BAB : 12
Alarm berdering layaknya sebuah bel sekolah. Benar-benar memekakkan gendang telinga. Tapi, rasa kantuk membuat suara nyaring dari alarm tak ada apa-apanya. Beberapa menit kemudian, lagi, alarm kembali mengeluarkan suara itu.
"Haduh ... berisik banget, sih," umpatnya penuh kekesalan.
Matanya mulai terbuka, tapi masih dengan kondisi yang sangat mengantuk. Rasanya seperti habis mengkonsumsi obat tidur saja.
"Ya ampun ... ngantuk banget, sih," gumamnya sambil menyambar sebuah jam yang ada di nakas samping tempat tidur kemudian menekan tombol off pada bagian belakang benda itu. Kemudian, mengubah posisi tidurnya jadi menyamping.

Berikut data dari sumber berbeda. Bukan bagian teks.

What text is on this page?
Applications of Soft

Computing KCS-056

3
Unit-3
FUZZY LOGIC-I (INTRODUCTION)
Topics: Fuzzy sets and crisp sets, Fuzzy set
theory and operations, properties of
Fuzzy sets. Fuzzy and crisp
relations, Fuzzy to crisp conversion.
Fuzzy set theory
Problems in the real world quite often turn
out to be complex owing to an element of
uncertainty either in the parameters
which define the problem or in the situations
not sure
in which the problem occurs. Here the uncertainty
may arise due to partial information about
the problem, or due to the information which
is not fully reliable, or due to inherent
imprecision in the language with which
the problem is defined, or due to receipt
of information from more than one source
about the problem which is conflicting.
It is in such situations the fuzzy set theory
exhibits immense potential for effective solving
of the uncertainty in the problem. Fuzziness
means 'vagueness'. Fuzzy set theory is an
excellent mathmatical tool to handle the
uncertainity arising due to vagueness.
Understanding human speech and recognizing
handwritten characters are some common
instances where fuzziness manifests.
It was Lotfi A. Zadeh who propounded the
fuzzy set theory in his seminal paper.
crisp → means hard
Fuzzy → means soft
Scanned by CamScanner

"Apa kamu masih mau tidur?"
Nessa merasa ada yang salah dengan pendengarannya. Tiba-tiba ada suara di sana. Kedua matanya yang tadinya terasa sangat susah untuk dibuka, kini langsung melek.
"Hari ini kita nikah dan kamu masih mau tidur?"
Segera, ia bangun dan duduk dari posisi tidurnya. Ia bisa melihat dengan jelas penampakan itu di depan matanya. Tatapan dingin, dengan penampilan yang ... sudahlah, ia tak ingin mengeluarkan pujian itu lagi.
"Om ..."
"Bangun," suruhnya.
"Tapi, Om ..." Perkataan Nessa terhenti seketika saat ia edarkan pandangan ke sekelilingnya. Ya, dan ini bukanlah kamar yang ia tempati sebelumnya. Dan yang membuatnya kaget luar biasa adalah saat melihat penampilannya saat ini. Maksudnya, pakaian yang ia kenakan.
"Omaigatttttt!" Segera ia menarik selimut dan menutupi tubuhnya. Gila! Apa yang tengah terjadi sebenarnya? Kenapa sekarang ia hanya mengenakan pakaian tidur yang menggugah napsu begini?.
"Kenapa kamu?" tanya Angga sambil bersidekap dada. Tentunya dengan Ekspressi sok manisnya itu.
Nessa memasang wajah garang. "Kenapa aku bisa ada di sini? Ini kamar siapa?"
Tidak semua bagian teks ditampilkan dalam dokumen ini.